The Snipe was involved in many successful dogfights at the end of the war. The most famous mission was by the Canadian Major William George Barker in the service of No. 201 Squadron on October 27, 1918. Barker shot down a two-seat German aircraft and was then attacked by a Fokker D.VII , which he also shot down after a fight. Then another six Fokker D.VII Barker attacked. Finally he collided with a D.VII and suffered serious injuries. Even so, he was still able to land his damaged Snipe behind the British lines. Barker was then awarded the Victoria Cross .
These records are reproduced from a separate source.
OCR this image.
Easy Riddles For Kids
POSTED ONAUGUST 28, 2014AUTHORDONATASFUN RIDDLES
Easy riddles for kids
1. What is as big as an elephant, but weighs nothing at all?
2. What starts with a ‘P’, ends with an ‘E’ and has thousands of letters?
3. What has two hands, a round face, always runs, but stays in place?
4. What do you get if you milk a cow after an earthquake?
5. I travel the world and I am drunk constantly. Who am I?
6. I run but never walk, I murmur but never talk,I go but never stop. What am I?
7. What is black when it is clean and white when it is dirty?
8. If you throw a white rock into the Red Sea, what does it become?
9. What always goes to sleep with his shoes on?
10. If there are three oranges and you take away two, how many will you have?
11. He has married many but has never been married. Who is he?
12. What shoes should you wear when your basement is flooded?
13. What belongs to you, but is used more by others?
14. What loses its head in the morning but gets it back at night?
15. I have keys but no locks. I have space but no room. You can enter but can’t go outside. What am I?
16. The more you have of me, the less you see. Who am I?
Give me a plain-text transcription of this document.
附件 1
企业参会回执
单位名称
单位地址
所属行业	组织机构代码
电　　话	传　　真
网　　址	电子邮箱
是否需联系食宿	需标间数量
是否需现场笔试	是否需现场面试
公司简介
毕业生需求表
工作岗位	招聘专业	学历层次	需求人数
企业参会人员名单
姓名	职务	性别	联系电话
|Surname||Country||First flight||Commissioning||Engine power||Max. speed||Takeoff mass||Armament ( MG )||Summit height||number of pieces|
|Albatros D.III||German Empire||1916-08-01||1917-01-15||170 hp||165 km / h||886 kg||2||5,500 m||1352|
|SE5a||United Kingdom||1916-11-22||1917-03-15||200 hp||222 km / h||880 kg||2||5,185 m||5205|
|Sopwith Camel||United Kingdom||1916-12-31||1917-06-15||130 hp||185 km / h||659 kg||2||5,791 m||5490|
|Sopwith Dolphin||United Kingdom||1917-03-23||1918-02-15||200 hp||211 km / h||890 kg||2||6,100 m||2072|
|Albatros D.Va||German Empire||1917-04-15||1917-07-15||185 hp||187 km / h||937 kg||2||6,250 m||2562|
|Palatinate D.IIIa||German Empire||1917-04-15||1917-08-15||180 hp||181 km / h||834 kg||2||6,000 m||750|
|SPAD S.XIII||France||1917-04-30||1917-05-31||220 hp||222 km / h||820 kg||2||6,650 m||8472|
|Nieuport 28||France||1917-06-14||1918-03-15||160 hp||195 km / h||740 kg||2||5,200 m||300|
|Fokker Dr.I||German Empire||1917-07-05||1917-09-01||130 hp||160 km / h||585 kg||2||6,500 m||420|
|Sopwith Snipe||United Kingdom||1917-10-31||1918-08-30||230 hp||195 km / h||955 kg||2||6,100 m||497|
|LFG Roland D.VIa||German Empire||1917-11-30||1918-05-15||160 hp||190 km / h||820 kg||2||5,500 m||353|
|Siemens-Schuckert D.IV||German Empire||1917-12-31||1918-08-15||160 hp||190 km / h||735 kg||2||8,000 m||123|
|Fokker D.VII||German Empire||1918-01-24||1918-04-15||180 hp||189 km / h||910 kg||2||6,000 m||800|
|Fokker D.VIIF||German Empire||1918-01-24||1918-04-15||226 hp||205 km / h||910 kg||2||7,000 m||200|
|Palatinate D.VIII||German Empire||1918-01-24||1918-09-15||160 hp||190 km / h||740 kg||2||7,500 m||120|
|Palatinate D.XII||German Empire||1918-03-31||1918-07-15||160 hp||180 km / h||902 kg||2||5,640 m||750|
|Fokker D.VIII||German Empire||1918-05-31||1918-07-31||110 hp||204 km / h||605 kg||2||6,300 m||289|
|Wing area||25.46 m²|
|Empty mass||590 kg|
|Takeoff mass||955 kg|
|drive||a Bentley -BR.2 rotary engine with 230 HP (approx. 170 kW)|
|Top speed||195 km / h at an altitude of 3050 m|
|Flight duration||3 h|
|Service ceiling||6100 m|
|Armament||two 7.7 mm Vickers MG, max. four 11 kg bombs|
See also: List of aircraft types
- Owen Thetford, Alec Lumsden: On Silver Wings - Sopwith Snipe. In: Airplane Monthly. November 1991, , p. 668.